I think the dative is possible only when there is also an accusative in the sentence. 

Olvasni tanít engem(et). 
Tanítja nekem az angol nyelvet./Angol nyelvet tanít nekem. 
Megtanítok olvasni, ha lesz időm. 
Az anyám megtanított (engem/engemet) olvasni, amikor négy éves voltam.


----------



## Saadj

He teaches me to read  - _Olvasni_ tanít (_engem - _accusative) or _Olvasást_ (acc) tanít (_nekem_ - dative)
He teaches me English.  - Angolul tanít (engem) or Angolt (acc) tanít nekem (dative is possible)
I will teach to read when I have time - Olvasást fogok tanítani, amikor lesz időm  (in general)
My Mother taught me to read (when I was four years old). - Anyám _meg_tanított (completed action) olvasni (engem, accusative), amikor négy éves voltam.


----------



## Zsanna

Jazyk, Saadj,  .

Jazyk, when you wrote:  "Megtanítok olvasni, ha lesz időm." my immediate reaction was that it is not used like this, you just have to add a little thing: megtanítok *valakit* olvasni... (or "olvasást fogok tanítani" as Saadj suggested). But the English original is a bit strange, too, so this may be why you didn't think of it.


----------



## jazyk

Exactly!


----------



## francisgranada

For curiosity, for me the construction with dative is not "natural", i.e. I do not use it spontaneously. Of course, I know that it is used and that it is possible.

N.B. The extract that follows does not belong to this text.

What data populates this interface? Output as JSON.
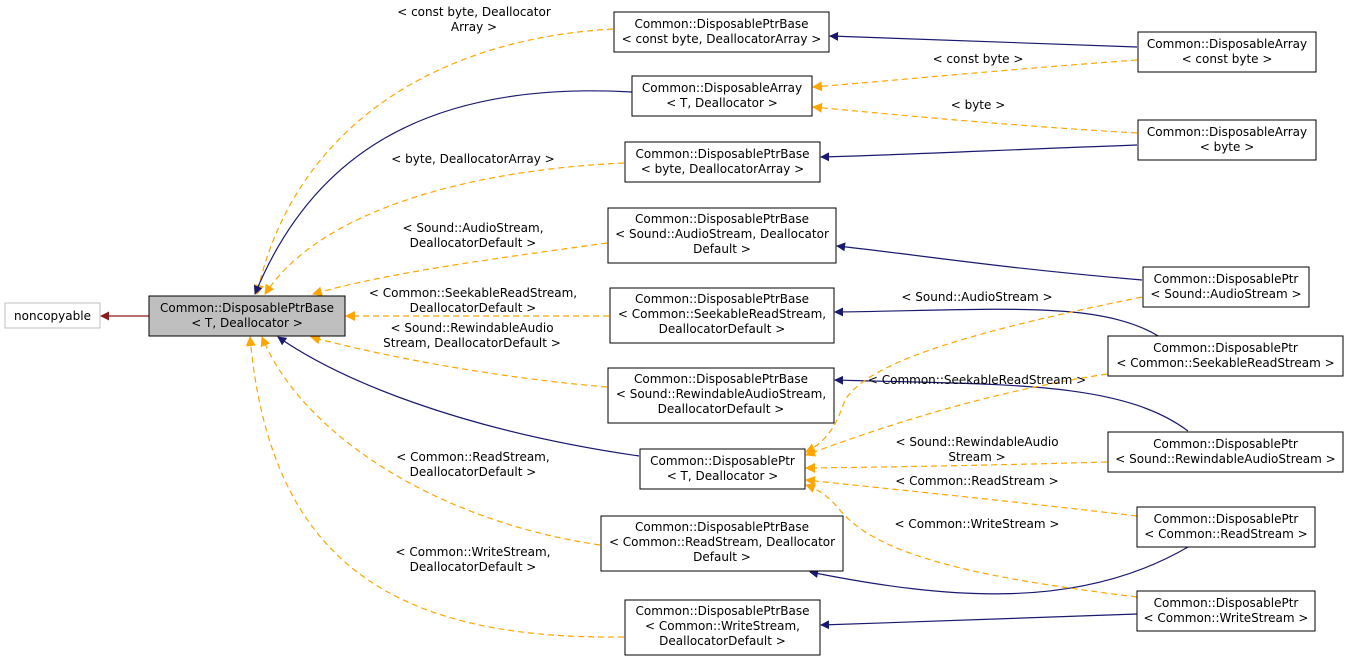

I don't know if the absence of the dative construction is a regional feature (in the North-East of the Hungarian speaking area)  or the construction with the dative is an innovation that originally did not exist. What do you think about?


----------



## Zsanna

@ francis: when it is used in the right way, it sounds natural to me but I _suspect_ that in such a construction the use of _nekem_, _neked_, etc. can be left out, meanwhile in the construction with the accusative, it (a noun in the acccusative) is more often needed (e.g. in the one above I quoted from jazyk). 
But this would need more factual support...


----------